Public transport in Zambia is not extensive, and most expats living there have their own vehicle. Due to the poor condition of many roads, particularly outside the main cities, a four-wheel-drive vehicle is the best option for getting around Zambia. Nevertheless, there are bus and rail services available for travel between Zambia’s main towns and cities for those who prefer not to drive.

Driving in Zambia

The majority of expats own or rent a vehicle for getting around Zambia. But driving in Zambia can be a hair-raising activity for the inexperienced. Defensive driving is recommended due to erratic local drivers and poor road conditions. Adequate signage is also often lacking.

Many roads are unpaved, particularly in rural areas, and may become impassable without a four-wheel-drive vehicle, especially during the rainy season. Expats driving outside the main centres should note that supplies and petrol stations are few and far between; it’s a good idea to carry sufficient supplies and tools, including fuel, water and spare tyres. Road travel should be avoided as much as possible at night due to animals wandering on the roads, pedestrians, stationary vehicles and unlit moving vehicles. Criminals are also more active at night and the risk of carjacking increases.

Cars drive on the left-hand side of the road in Zambia. Foreigners wanting to drive in Zambia need to hold an international driving permit; the only foreign driving licences that are recognised in Zambia are those from other SADC countries. New residents from outside these countries are required to pass a local driving test. 

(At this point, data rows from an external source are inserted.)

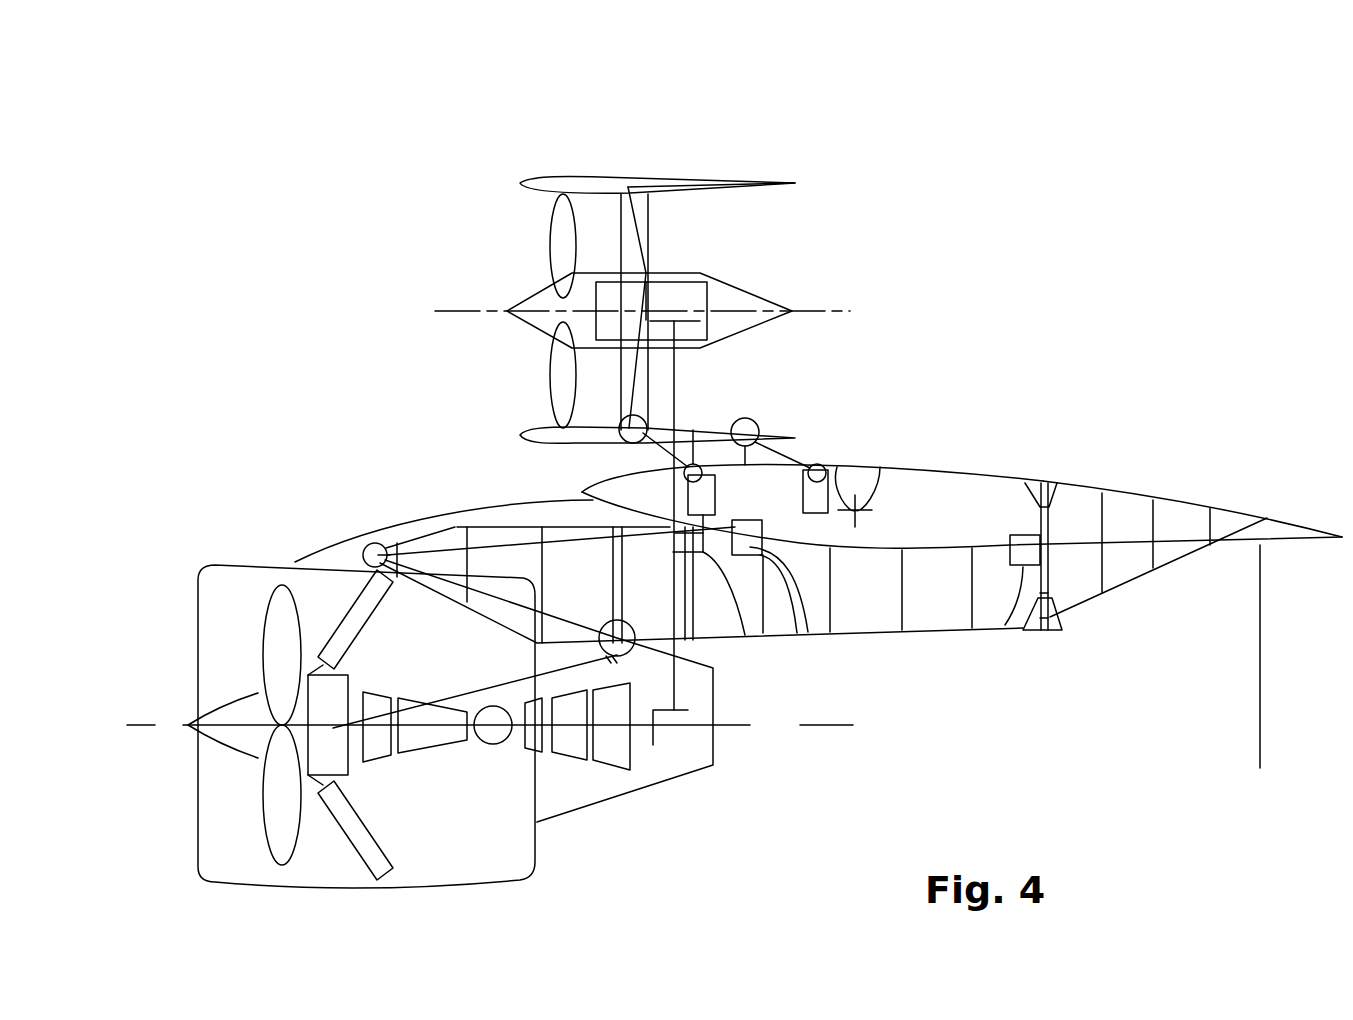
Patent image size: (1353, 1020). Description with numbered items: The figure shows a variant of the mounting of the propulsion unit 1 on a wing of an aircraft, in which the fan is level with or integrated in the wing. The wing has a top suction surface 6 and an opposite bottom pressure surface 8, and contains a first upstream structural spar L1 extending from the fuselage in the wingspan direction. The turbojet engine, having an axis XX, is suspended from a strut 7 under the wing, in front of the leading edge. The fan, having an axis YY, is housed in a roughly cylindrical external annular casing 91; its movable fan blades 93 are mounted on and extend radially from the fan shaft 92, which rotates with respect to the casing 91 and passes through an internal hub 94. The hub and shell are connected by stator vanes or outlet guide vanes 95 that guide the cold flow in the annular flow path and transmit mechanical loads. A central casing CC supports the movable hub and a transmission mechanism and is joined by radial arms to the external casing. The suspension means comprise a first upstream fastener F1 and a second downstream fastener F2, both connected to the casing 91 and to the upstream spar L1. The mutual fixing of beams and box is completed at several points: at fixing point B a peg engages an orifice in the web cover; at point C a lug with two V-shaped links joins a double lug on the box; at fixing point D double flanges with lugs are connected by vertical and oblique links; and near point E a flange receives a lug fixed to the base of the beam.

The propulsion unit 1 is at (958, 495).
The suction surface 6 is at (1005, 477).
The strut 7 is at (862, 587).
The pressure surface 8 is at (1262, 671).
The casing 91 is at (580, 178).
The fan shaft 92 is at (562, 312).
The movable fan blades 93 is at (563, 236).
The internal hub 94 is at (545, 306).
The outlet guide vanes 95 is at (643, 207).
The fixing point B is at (805, 618).
The point C is at (985, 588).
The fixing point D is at (1043, 490).
The point E is at (1052, 630).
The first upstream fastener F1 is at (700, 465).
The second downstream fastener F2 is at (823, 468).
The first upstream structural spar L1 is at (712, 498).
The central casing CC is at (690, 270).
The axis YY is at (843, 303).
The axis XX is at (812, 727).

Some companies may provide a driver for their senior executives, so this is something worth considering during contract negotiations for a posting in Zambia.

Public transport in Zambia

Public transport in Lusaka is cheap and generally accessible, but outside major cities getting around may be more challenging. Nevertheless, there are several transport options available for getting around Zambia.

Minibus taxis

Minibus taxis operate in Zambian towns and cities and are normally the cheapest and fastest mode of transport. They don’t have set timetables, but typically run along set routes; the price depends on the distance travelled. 

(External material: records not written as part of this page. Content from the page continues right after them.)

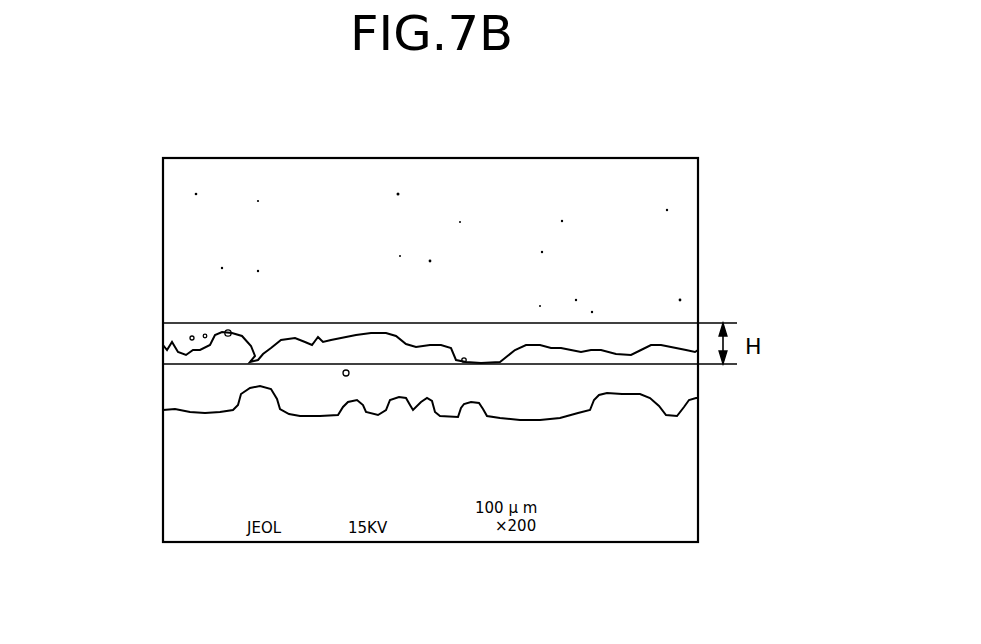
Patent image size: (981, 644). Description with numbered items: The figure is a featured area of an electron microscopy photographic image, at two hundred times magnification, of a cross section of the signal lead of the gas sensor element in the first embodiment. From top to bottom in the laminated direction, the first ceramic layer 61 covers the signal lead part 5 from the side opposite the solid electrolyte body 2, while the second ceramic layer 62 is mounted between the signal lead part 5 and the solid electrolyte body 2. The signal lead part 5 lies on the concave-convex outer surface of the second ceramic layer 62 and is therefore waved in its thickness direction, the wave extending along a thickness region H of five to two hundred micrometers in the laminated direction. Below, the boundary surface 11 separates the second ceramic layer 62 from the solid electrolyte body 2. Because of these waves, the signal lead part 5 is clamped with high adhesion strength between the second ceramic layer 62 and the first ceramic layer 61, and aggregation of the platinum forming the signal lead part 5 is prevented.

The first ceramic layer 61 is at (600, 200).
The signal lead part 5 is at (550, 345).
The second ceramic layer 62 is at (190, 390).
The boundary surface 11 is at (300, 420).
The solid electrolyte body 2 is at (653, 474).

Travelling in a minibus taxi may take some getting used to for the inexperienced expat; drivers can be erratic and drive at fast speeds to get to their destination quickly, and these taxis are often overcrowded, making for a sometimes uncomfortable journey squashed between fellow passengers.

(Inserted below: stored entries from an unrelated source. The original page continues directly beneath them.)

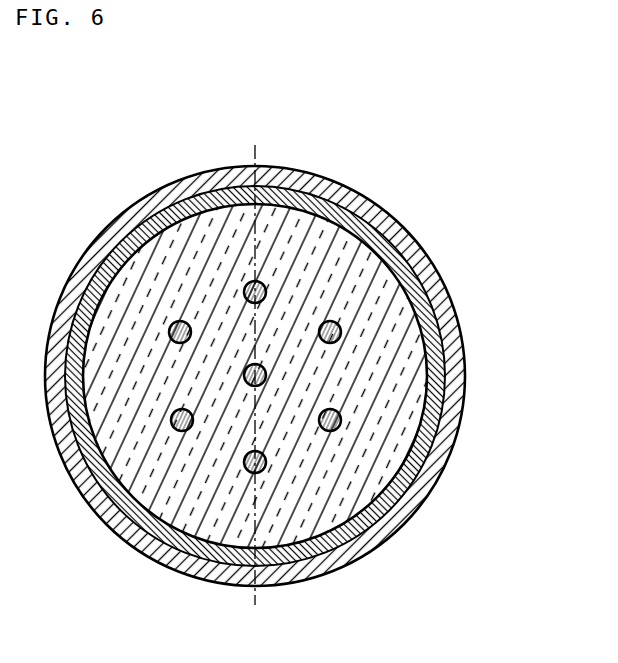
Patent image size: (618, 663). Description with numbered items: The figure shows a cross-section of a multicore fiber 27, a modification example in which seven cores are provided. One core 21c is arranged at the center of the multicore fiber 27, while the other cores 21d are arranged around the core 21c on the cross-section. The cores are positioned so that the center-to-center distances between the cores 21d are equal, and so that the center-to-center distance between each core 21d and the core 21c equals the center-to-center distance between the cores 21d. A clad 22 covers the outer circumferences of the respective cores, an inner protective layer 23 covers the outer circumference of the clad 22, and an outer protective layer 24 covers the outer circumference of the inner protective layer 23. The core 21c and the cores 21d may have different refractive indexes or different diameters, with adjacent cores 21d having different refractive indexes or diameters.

The multicore fiber 27 is at (461, 128).
The outer protective layer 24 is at (460, 441).
The inner protective layer 23 is at (464, 401).
The clad 22 is at (338, 413).
The core 21c is at (264, 367).
The cores 21d is at (171, 322).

Zambia has an established railway system, with daily services operating from Lusaka to the Copperbelt and Livingstone, as well as between Kapiri Mposhi and the northern border with Tanzania. Options include ‘ordinary trains’, which stop at every station along the way, and ‘express trains’ which operate direct trips between Lusaka and Livingstone.


City buses operating from Lusaka can be confusing and unreliable. Buses generally won’t leave until they are full and are therefore not the best option for those wanting to stick to a specific timetable. There are several daily bus services running from Lusaka to other major centres. 

Taxis in Zambia

Taxi cabs are available in Lusaka and usually wait at the entrance to most major centres. These can be ordered by phoning ahead, or hailed from the street. Taxis can be expensive; it’s best to agree on a fare before getting in the taxi, as they are not often metered.

Air travel in Zambia

Although road and rail travel offers a more adventurous way of travelling around Zambia, flying is typically the most convenient way to travel the country’s vast distances. The main international airports are in Lusaka and Livingstone, with a number of other smaller airports operating in and around popular national parks to cater for charter services.